Tribunal judiciaire de Paris, le 13 février 2026, n°2022F01139

Le tribunal judiciaire de Paris, statuant avant dire droit le 13 février 2026, se prononce sur une demande de communication de pièces. Un cabinet d’avocats, déréférencé par un assureur avec retrait de dossiers, sollicite la production de documents internes. Il invoque l’article L. 127-3 du code des assurances sur le libre choix de l’avocat. L’assureur oppose l’inapplicabilité de ce texte et conteste l’utilité des pièces. Le tribunal rejette la demande au motif que le requérant ne démontre pas l’existence, la détention et l’utilité des documents sollicités pour la résolution du litige.

Le rejet de la demande de communication de pièces
Le tribunal applique strictement les conditions de l’article 11 du code de procédure civile. La partie qui sollicite une mesure d’instruction doit en justifier le bien-fondé de manière concrète. Le requérant fonde sa demande sur de simples présomptions quant à l’existence de procédures internes formalisées. Le tribunal constate l’absence de preuve de l’existence des documents réclamés. « NMW n’apporte pas la preuve de l’existence d’une part d’un processus de référencement qui aurait été appliqué » (Motifs). Cette exigence de preuve préalable protège les parties contre des demandes dilatoires ou pêchant par excès d’hypothèse. Elle renforce le principe dispositif en exigeant une démonstration préalable sérieuse avant toute injonction de production.

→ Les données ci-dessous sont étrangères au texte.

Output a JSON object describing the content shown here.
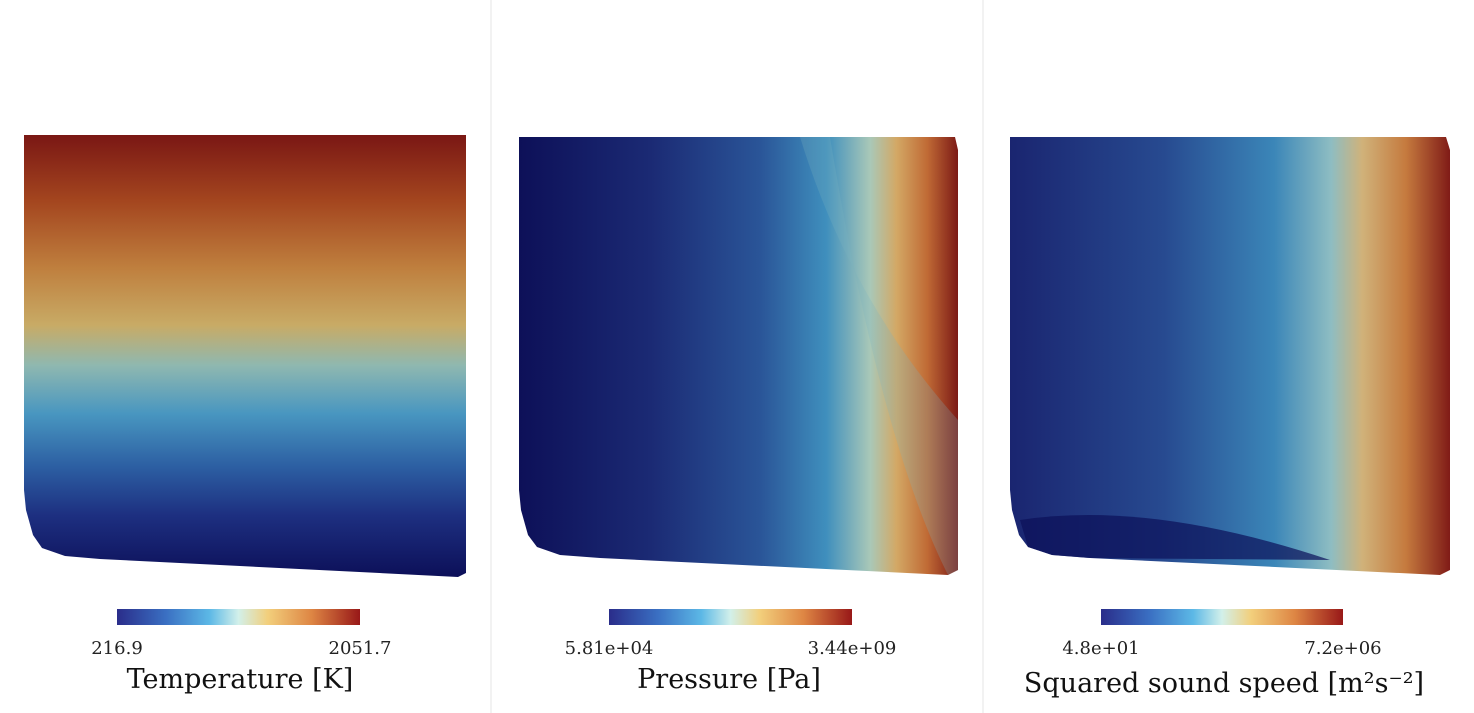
{
  "panels": [
    {
      "colorbar": {
        "min": "216.9",
        "max": "2051.7"
      },
      "label": "Temperature [K]"
    },
    {
      "colorbar": {
        "min": "5.81e+04",
        "max": "3.44e+09"
      },
      "label": "Pressure [Pa]"
    },
    {
      "colorbar": {
        "min": "4.8e+01",
        "max": "7.2e+06"
      },
      "label": "Squared sound speed [m²s⁻²]"
    }
  ]
}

La qualification juridique des relations contractuelles est déterminante. Le requérant invoque le régime protecteur de l’assurance de protection juridique. Le tribunal écarte cette application après analyse de la nature des contrats. « Le tribunal observe que l’article précité s’applique aux contrats de protection juridique et qu’en l’espèce, les litiges concernent des contrats de responsabilité civile professionnelle pour lesquels l’assureur intervient en direction de procès » (Motifs). Cette distinction entre direction de procès et protection juridique est essentielle. Elle rappelle que la liberté de choix de l’avocat par l’assuré n’est pas un principe absolu dans tous les cadres contractuels. La portée de l’article L. 127-3 se trouve ainsi précisément circonscrite.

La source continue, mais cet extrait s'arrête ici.